Reciprocal beneficiariesBy Mike Yuen
law report says
The state's 2-year-old reciprocal beneficiaries law, which granted homosexual couples some marriage benefits, has had an insignificant fiscal impact on workers' compensation, public workers health and retirement benefits, and prepaid health insurance.
That's the conclusion of a report released yesterday by state auditor Marion Higa.
Higa said her findings should come as no surprise since there were only 435 reciprocal beneficiary relationships on file with the Health Department as of October. The state has a population of more than 1.1 million.
"The limited fiscal impact is also due in part to the limited benefits granted by the law," she wrote. "Our findings include the impact on state government, county government, the private sector and consumers in Hawaii."
The reciprocal beneficiaries law covers other couples that are not allowed to marry, such as a widow and son, or two brothers.
While applicable to more than just homosexual couples, the law has been touted by some same-gender marriage advocates as a limited version of domestic partnerships, giving a number of financial benefits of marriage but not the title of marriage.
Higa found no instances in which a reciprocal beneficiary received workers' compensation death benefits.

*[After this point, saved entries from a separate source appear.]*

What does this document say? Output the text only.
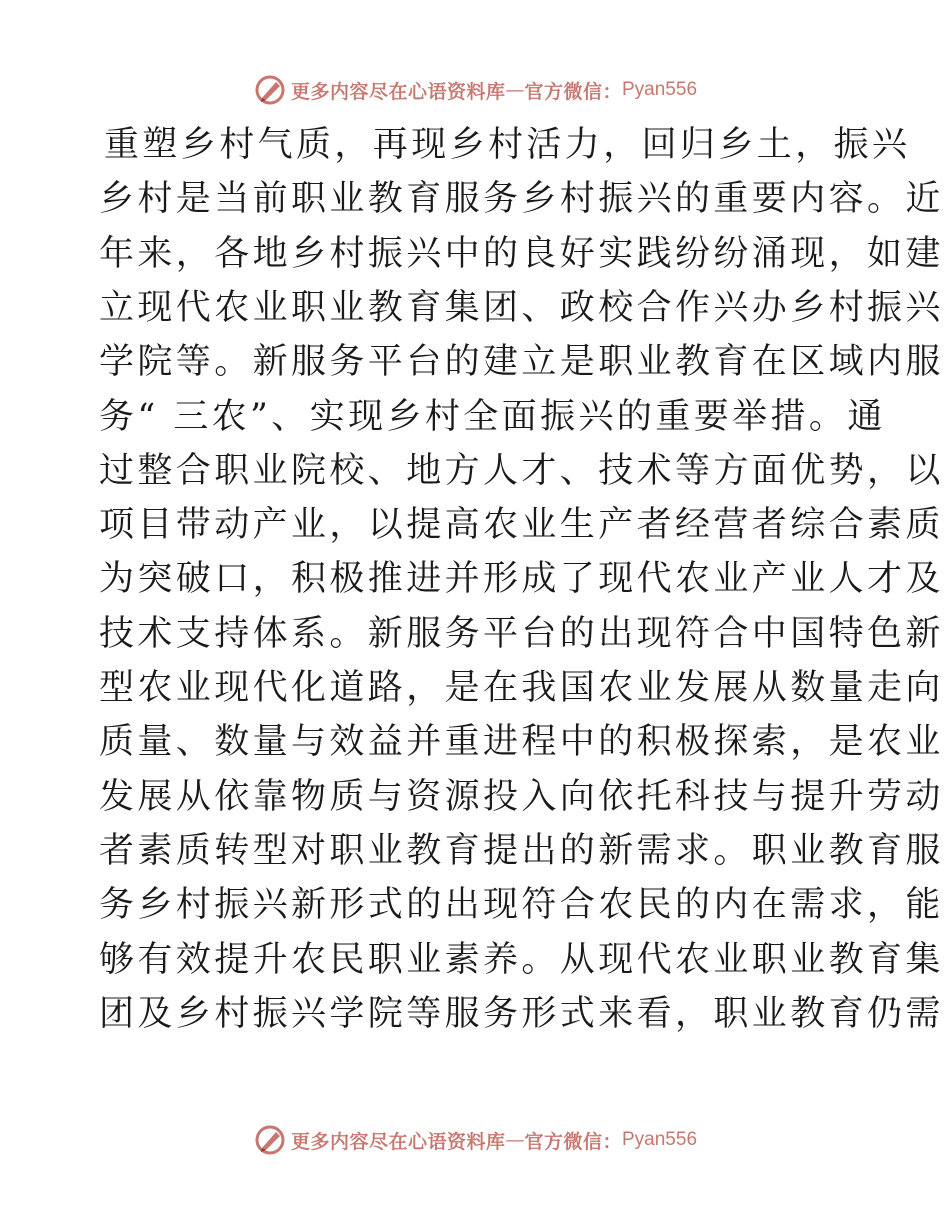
更多内容尽在心语资料库 — 官方微信： Pyan556
重塑乡村气质，再现乡村活力，回归乡土，振兴
乡村是当前职业教育服务乡村振兴的重要内容。近
年来，各地乡村振兴中的良好实践纷纷涌现，如建
立现代农业职业教育集团、政校合作兴办乡村振兴
学院等。新服务平台的建立是职业教育在区域内服
务“ 三农”、实现乡村全面振兴的重要举措。通
过整合职业院校、地方人才、技术等方面优势，以
项目带动产业，以提高农业生产者经营者综合素质
为突破口，积极推进并形成了现代农业产业人才及
技术支持体系。新服务平台的出现符合中国特色新
型农业现代化道路，是在我国农业发展从数量走向
质量、数量与效益并重进程中的积极探索，是农业
发展从依靠物质与资源投入向依托科技与提升劳动
者素质转型对职业教育提出的新需求。职业教育服
务乡村振兴新形式的出现符合农民的内在需求，能
够有效提升农民职业素养。从现代农业职业教育集
团及乡村振兴学院等服务形式来看，职业教育仍需
更多内容尽在心语资料库 — 官方微信： Pyan556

And only one person has been named a death-benefit recipient under the state's and county's retirement plan, which makes benefit payments upon an employee's death.
Moreover, the state and counties contributed less than $56,000 during fiscal 1997-98 "as their share of reciprocal beneficiary family coverage premiums under the health fund," Higa said.
"Privately run health-care organizations see little impact from the reciprocal beneficiaries law," she added.